Once India got its independence, Indian government clamped down on poppy cultivation and it became more regulated. The once abundant ingredient became scarce and prices shot through the sky. Soon, the ordinary middle class Bengali found this highly prized commodity beyond his reach for daily consumption. But, remember we are talking about an addictive substance here – even today, Bengalis stretch their wallet and keep it in their daily menu, even if that means cutting down on the fish or the meat.
My ancestors being from riverine East Bengal where the opium poppy was never a big crop, I was never a big fan of posto but am gradually beginning to appreciate its subtle, complex taste. Dr. Sen on the other hand is quite fond of potatoes cooked with posto (maybe as it was the only thing one of his favorite ex-girlfriends knew how to make). I still have reservations against some of the posto-dishes which other Bengalis go gaga over but this tomato-peyaj posto is lip-smackingly delicious.
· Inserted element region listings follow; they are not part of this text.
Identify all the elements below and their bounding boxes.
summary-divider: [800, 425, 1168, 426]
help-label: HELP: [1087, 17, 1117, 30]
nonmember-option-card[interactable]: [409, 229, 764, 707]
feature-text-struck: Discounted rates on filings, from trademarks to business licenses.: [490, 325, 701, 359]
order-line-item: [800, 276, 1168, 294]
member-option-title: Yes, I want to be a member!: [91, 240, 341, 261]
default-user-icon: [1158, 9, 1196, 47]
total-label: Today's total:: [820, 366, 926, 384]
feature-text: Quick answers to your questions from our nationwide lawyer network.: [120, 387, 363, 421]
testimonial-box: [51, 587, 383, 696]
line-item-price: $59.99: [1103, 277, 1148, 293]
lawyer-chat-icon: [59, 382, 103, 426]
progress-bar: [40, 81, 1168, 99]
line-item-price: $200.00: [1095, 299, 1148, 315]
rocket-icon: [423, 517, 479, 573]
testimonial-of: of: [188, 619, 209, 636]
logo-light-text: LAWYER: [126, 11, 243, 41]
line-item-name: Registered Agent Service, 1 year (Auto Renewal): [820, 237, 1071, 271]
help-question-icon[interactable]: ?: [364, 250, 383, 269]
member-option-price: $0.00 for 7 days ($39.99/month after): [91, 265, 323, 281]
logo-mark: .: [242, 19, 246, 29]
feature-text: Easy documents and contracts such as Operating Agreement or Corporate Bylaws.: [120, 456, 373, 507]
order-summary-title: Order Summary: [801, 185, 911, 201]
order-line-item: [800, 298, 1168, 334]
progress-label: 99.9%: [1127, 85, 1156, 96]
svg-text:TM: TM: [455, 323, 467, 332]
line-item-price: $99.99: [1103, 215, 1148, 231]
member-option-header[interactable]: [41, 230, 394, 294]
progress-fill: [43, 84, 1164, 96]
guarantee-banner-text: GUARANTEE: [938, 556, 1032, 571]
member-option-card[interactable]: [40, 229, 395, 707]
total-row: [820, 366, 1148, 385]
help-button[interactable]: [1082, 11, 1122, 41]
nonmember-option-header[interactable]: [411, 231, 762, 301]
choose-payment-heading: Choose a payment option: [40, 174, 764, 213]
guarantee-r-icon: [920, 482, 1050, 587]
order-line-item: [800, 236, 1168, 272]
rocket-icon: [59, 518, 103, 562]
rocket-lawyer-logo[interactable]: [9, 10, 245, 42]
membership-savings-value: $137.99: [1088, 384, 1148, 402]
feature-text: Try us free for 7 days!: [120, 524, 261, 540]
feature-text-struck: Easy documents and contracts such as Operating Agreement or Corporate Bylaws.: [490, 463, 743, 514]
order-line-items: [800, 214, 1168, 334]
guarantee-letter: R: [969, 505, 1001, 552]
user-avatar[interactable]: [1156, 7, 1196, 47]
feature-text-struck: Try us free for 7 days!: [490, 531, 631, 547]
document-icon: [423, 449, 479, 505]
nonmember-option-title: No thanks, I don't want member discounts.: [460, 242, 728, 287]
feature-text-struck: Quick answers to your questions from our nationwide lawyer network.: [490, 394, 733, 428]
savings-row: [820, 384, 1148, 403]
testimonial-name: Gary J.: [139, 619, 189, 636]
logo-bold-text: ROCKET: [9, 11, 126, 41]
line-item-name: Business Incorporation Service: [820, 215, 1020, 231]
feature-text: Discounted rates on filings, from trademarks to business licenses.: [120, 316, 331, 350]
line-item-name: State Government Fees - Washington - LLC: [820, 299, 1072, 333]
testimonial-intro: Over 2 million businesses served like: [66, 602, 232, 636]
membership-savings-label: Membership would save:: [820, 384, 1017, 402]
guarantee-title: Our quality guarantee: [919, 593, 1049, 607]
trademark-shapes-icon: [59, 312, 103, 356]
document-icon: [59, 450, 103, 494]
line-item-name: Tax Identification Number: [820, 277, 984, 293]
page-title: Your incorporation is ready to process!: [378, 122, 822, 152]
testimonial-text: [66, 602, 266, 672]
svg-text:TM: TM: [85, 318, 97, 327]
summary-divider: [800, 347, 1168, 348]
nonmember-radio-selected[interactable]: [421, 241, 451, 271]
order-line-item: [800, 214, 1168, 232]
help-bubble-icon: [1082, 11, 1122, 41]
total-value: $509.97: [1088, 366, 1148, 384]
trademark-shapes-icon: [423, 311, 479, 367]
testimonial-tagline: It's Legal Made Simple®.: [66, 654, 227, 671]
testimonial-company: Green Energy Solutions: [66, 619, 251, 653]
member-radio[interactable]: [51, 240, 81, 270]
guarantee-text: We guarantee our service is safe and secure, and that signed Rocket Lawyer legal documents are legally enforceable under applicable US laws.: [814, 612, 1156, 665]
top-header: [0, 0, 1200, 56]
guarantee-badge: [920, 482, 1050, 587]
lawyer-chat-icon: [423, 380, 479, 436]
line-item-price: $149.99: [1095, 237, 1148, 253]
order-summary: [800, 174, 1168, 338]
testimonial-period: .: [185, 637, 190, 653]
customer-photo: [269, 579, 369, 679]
You’ll find a very similar post I wrote a while ago on the history of posto but I thought I needed to be more expansive and write a bit more about it.
The original recipe belongs to my namesake who write her blog at eCurry. You’ll find her original recipe here.
Tomato (preferably very ripe): ½ kg/1.2 lbs.
White poppy seeds/posto/khuskhus: 1 tbsp.
Dry red chillies: 2 nos.
Turmeric: ½ tsp.
Sugar: to taste
Green chillies: 2 nos. (adjust according to taste)
Onion, chopped: 1/3 cup
Mustard oil: 2 tbsp.
- Soak the poppy seeds and the dry red chillies in water for 15-20 minutes.
- Chop the tomatoes.
- Drain the water and grind them together to a fine paste (I used my grinding stone but if you do not have one, make sure you grind it really smooth. The texture will be very different if the seeds are still grainy)
- Heat up one table spoon of mustard oil (don’t let it burn, you want that mustard flavor to be with you) and add the chopped onions.
- Sauté them until translucent and then add the tomatoes and turmeric powder.
- Cook the tomatoes until it becomes thick and sauce-y.
- Add the poppy seed paste and salt. Cook until oil starts leaving the pan.
- Check for seasoning and add salt (if it needs more) and sugar to taste. If my tomatoes are not very tart, I usually skip the sugar.
- Take it off the fire and add chopped green chillies to it. Mix it lightly.
- Drizzle another table spoon of raw mustard oil over it and serve it with white rice. Serving it any other way would be a blasphemy.